Hildes Wunsch war es eigentlich Friseurin oder Schneiderin zu werden. Da sie aber keinen Schulabschluss hatte, konnte sie auch keine Lehre beginnen. Sie konnte nach der Flucht mit 16 Jahren hier nicht wieder zur Schule gehen, da ihr einerseits die Jahre an Stoff gefehlt haben und sie andererseits nirgends bleiben konnte. Ihre Eltern hatten selbst keinen Platz und nur wenig Geld, weshalb sie immer arbeiten musste.

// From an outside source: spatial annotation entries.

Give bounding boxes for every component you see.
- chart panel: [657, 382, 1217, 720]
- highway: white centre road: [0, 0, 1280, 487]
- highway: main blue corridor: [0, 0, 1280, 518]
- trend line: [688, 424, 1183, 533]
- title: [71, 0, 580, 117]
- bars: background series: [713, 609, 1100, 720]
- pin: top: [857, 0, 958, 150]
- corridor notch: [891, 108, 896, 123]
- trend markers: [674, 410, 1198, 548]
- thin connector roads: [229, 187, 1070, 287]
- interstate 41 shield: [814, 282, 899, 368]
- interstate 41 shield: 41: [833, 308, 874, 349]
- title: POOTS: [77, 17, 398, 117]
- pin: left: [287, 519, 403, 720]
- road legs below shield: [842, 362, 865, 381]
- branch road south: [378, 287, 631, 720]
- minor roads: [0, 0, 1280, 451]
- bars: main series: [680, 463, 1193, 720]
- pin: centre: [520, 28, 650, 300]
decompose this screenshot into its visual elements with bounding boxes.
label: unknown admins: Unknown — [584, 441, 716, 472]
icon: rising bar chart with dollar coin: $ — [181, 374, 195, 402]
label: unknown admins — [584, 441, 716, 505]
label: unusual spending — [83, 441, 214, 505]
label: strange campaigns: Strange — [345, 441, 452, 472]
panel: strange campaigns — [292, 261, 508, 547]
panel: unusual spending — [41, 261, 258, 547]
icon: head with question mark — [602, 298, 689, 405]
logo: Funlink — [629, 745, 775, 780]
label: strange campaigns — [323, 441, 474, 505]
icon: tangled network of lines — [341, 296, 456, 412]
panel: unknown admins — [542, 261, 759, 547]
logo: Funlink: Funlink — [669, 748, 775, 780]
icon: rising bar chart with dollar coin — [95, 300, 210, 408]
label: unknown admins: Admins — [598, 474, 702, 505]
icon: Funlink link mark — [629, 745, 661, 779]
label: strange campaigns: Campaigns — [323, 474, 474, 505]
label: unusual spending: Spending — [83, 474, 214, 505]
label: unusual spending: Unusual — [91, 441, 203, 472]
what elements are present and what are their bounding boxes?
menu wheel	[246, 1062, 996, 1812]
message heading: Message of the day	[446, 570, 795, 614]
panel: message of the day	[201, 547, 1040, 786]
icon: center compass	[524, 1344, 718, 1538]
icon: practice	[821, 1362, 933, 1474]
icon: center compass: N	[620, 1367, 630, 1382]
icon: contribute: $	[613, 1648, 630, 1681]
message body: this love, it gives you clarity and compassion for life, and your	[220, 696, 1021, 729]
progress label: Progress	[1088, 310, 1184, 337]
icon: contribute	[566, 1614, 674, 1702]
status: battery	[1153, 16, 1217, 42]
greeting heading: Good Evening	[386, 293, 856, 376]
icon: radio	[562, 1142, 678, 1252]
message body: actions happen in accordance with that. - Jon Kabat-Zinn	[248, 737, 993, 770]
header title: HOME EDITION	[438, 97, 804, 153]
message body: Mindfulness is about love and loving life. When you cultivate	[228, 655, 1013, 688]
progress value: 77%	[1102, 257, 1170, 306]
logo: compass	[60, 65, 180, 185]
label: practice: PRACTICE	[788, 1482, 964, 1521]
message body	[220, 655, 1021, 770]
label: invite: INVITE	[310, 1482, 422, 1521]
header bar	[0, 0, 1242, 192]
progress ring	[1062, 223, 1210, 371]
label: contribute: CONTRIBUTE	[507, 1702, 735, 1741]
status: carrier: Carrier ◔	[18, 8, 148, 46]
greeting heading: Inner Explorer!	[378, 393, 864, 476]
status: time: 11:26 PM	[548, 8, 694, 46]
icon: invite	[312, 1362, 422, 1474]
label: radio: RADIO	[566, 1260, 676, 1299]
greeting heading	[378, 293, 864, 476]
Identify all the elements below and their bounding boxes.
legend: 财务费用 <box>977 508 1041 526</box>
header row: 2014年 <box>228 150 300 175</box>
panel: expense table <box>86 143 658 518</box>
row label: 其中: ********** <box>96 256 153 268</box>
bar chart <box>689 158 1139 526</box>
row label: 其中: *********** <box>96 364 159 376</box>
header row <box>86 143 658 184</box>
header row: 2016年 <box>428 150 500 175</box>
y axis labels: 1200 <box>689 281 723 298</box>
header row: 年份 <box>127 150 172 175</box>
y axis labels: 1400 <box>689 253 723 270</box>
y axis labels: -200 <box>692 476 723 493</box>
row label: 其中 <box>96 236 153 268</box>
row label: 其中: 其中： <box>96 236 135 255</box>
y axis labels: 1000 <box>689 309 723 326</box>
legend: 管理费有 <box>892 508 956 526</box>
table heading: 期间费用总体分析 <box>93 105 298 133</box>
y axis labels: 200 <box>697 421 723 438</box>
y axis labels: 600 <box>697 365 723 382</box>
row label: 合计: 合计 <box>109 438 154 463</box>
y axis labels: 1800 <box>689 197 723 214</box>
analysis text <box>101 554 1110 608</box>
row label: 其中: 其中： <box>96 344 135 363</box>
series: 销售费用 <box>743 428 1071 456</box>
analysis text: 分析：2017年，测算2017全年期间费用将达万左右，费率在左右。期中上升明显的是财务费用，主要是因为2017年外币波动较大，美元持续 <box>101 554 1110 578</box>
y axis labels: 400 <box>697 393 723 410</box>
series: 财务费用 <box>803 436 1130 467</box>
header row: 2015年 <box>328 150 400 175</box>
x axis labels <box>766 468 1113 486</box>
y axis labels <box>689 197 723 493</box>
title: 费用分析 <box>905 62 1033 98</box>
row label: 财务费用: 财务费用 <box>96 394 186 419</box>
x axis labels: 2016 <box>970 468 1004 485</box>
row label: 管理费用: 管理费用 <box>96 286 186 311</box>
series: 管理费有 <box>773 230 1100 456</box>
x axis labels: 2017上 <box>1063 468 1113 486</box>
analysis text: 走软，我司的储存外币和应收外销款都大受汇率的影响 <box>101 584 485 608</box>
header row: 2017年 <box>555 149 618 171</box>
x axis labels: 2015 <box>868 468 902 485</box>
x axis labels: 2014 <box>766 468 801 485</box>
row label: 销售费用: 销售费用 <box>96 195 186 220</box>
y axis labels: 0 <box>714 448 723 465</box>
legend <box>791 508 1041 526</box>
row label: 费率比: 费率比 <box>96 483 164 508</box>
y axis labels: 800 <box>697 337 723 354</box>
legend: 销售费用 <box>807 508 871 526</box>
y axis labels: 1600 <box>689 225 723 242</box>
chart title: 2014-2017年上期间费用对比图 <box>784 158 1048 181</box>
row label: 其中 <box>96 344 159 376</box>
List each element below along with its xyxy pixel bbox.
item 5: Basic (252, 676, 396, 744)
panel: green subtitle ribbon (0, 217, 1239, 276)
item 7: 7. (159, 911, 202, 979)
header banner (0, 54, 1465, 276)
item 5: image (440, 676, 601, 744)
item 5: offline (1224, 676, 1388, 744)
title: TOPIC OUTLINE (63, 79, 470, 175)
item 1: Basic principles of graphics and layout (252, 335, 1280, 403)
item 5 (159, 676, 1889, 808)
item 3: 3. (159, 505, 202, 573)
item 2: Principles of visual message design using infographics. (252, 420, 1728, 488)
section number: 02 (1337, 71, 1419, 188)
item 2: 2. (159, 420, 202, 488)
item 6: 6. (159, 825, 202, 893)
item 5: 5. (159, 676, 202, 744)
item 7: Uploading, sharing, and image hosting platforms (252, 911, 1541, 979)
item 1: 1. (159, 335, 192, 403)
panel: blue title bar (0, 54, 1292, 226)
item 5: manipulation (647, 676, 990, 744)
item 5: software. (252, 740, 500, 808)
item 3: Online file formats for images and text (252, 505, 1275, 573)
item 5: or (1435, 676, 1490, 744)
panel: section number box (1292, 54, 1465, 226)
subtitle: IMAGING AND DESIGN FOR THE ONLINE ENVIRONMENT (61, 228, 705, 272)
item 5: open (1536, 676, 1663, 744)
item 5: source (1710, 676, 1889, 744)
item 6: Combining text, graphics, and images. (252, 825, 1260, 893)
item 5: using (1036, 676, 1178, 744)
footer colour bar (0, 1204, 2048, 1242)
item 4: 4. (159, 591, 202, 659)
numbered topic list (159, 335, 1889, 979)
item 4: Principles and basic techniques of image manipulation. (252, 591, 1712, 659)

Ihre Zukunft hätte sie sich niemals so vorgestellt. Heute lebt sie in einem eigenen Haus, hat einen Hund, Kinder und sogar 3 Enkelkinder. Nach ihrer Hochzeit wollte ihr Schwager das Elternhaus ihres Mannes übernehmen und meinte dafür baut er ihnen ein neues Haus auf dem 7 Morgen großen angrenzenden Land. Hilde begann nach ihrer Zeit in Solingen und nach einigen Aushilfstätigkeiten in einer Gummifädenfabrik zu arbeiten. Ihr Mann arbeitete zunächst als Bäcker und später als Straßenwärter und verdiente dort nur wenig. Er gab ihr die Aufgabe sich um die Finanzen zu kümmern und meinte damals zu ihr: „Hier haste das Portemonnaie. Seh zu, dass du klarkommst und mach keine Schulden.“ Auf dieses Vertrauen und diese wichtige Aufgabe war sie sehr stolz und fühlte sich von ihrem Mann respektiert und ernstgenommen. Trotz der geringen Einkünfte haben Hilde und ihr Mann Geld für ihre Kinder angespart, damit diese später eine Rücklage hatten.

Für Hilde war es wichtig, dass die Leute sie als gescheit angesehen haben obwohl sie als Flüchtling in den Kreis Höxter gekommen ist. Sie findet, dass man glücklich ist, wenn man alles geschafft hat, was man erreichen wollte und wenn man genug Geld hat, um sich keine Sorgen zu machen.

Als Weisheit würde sie ihren Enkeln mitgeben, dass man „immer ehrlich ist“. Und anderen jungen Frauen rät sie zum stark sein immer daran zu denken, dass es nun mal weitergehen muss.